In contrast, bidders at the November sales "got to the low estimate and just stopped," said senior international specialist Anthony Grant. "The ground feels a little bit more solid now."Both Sotheby's and rival Christie's tried to keep estimates conservative and secure works that have never or rarely been offered at auction. 

Tuesday's sale saw reasonably lively bidding, with several lots drawing up to half a dozen active bidders.The top lot, Jeff Koons' "Baroque Egg With Bow (Turquoise/Magenta)" sold for $5.5 million, but that was still short of the low estimate, hinting that buyers are still flinching at large cash outlays.On the other hand, Martin Kippenberger's untitled self-portrait from 1988 fetched $4,114,500, smashing the record for the German artist, who had major recent retrospectives at the Tate Modern and the Museum of Modern Art.

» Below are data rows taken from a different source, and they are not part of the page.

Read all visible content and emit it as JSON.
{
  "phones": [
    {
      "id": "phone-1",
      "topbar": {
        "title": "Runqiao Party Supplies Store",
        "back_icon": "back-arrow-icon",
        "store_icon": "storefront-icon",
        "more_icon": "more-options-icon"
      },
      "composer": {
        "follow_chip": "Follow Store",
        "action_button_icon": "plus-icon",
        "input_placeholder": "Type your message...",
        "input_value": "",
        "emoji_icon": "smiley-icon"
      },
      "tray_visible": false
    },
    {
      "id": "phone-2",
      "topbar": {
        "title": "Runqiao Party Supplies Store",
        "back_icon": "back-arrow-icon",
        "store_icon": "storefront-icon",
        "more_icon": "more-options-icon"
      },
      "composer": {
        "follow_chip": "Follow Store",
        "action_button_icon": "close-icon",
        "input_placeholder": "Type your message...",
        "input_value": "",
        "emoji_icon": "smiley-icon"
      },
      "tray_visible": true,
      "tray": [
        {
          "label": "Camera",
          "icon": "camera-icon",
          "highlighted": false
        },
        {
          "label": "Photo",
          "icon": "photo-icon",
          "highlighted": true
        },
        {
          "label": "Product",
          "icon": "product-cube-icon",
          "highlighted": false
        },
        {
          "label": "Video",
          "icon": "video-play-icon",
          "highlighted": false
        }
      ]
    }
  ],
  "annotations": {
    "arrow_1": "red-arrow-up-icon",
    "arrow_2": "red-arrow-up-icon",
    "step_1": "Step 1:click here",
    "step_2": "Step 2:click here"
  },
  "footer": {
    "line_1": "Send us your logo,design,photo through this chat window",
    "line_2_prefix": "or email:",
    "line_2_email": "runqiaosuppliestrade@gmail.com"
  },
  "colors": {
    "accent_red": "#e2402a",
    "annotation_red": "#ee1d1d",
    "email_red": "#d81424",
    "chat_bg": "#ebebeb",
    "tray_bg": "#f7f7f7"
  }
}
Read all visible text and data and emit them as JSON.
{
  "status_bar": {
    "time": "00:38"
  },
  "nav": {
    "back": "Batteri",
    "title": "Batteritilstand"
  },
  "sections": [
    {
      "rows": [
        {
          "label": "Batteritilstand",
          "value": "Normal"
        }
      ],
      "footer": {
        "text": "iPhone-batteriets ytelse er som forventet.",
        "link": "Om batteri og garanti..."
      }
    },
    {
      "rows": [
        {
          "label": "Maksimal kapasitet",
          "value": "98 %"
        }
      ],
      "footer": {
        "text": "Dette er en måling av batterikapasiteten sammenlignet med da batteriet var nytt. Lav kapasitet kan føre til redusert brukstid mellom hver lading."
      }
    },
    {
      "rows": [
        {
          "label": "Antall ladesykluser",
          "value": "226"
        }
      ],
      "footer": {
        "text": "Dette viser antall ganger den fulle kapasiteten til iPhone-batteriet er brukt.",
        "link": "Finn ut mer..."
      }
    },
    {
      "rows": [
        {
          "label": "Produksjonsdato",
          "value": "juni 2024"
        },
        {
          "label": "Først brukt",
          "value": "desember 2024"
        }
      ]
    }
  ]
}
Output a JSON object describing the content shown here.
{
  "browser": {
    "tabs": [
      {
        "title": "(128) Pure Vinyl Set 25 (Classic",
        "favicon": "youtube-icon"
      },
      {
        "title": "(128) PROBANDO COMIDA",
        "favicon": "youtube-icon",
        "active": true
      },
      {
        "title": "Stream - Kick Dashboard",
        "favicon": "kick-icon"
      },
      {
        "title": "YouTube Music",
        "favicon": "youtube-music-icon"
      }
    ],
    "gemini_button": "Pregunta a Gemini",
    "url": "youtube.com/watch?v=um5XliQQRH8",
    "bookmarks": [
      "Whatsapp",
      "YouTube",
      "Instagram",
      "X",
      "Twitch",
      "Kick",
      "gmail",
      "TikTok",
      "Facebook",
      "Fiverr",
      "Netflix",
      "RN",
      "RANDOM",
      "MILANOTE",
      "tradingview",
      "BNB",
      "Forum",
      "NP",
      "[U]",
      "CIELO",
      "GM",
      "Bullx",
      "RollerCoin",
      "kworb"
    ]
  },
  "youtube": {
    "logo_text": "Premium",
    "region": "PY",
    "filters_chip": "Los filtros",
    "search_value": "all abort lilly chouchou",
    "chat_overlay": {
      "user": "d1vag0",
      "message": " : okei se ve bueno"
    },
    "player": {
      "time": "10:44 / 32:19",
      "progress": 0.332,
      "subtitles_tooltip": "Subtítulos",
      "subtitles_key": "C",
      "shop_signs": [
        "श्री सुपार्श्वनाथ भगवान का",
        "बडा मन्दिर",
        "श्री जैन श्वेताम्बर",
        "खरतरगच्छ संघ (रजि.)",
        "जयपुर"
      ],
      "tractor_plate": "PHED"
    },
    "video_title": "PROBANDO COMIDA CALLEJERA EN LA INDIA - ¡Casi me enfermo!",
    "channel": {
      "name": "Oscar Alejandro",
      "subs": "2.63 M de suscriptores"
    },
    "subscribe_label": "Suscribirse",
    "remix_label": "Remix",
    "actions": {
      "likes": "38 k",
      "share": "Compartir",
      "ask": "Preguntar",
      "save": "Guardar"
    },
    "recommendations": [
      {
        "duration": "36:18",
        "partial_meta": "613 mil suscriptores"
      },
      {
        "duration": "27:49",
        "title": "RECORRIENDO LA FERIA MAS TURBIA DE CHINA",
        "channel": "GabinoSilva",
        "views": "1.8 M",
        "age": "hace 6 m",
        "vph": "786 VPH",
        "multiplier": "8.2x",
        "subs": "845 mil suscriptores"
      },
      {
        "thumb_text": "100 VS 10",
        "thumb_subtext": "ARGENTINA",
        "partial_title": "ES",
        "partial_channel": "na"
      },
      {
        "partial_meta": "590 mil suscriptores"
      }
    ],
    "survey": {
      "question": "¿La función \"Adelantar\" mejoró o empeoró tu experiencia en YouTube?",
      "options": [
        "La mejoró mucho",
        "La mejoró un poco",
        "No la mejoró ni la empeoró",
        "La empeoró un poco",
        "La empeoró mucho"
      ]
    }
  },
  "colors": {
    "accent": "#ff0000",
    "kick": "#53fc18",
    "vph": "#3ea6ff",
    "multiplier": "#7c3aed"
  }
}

Alexander Calder's "Ebony Sticks in Semi-Circle," one of the artist's seminal mobiles, also did well, selling for $3.5 million, or more than three times the low estimate.Among casualties were works by Robert Rauschenberg and Robert Gober, estimated around $5 million and $3 million, respectively.

The auctions wrap on Wednesday with Christie's sale of postwar and contemporary art.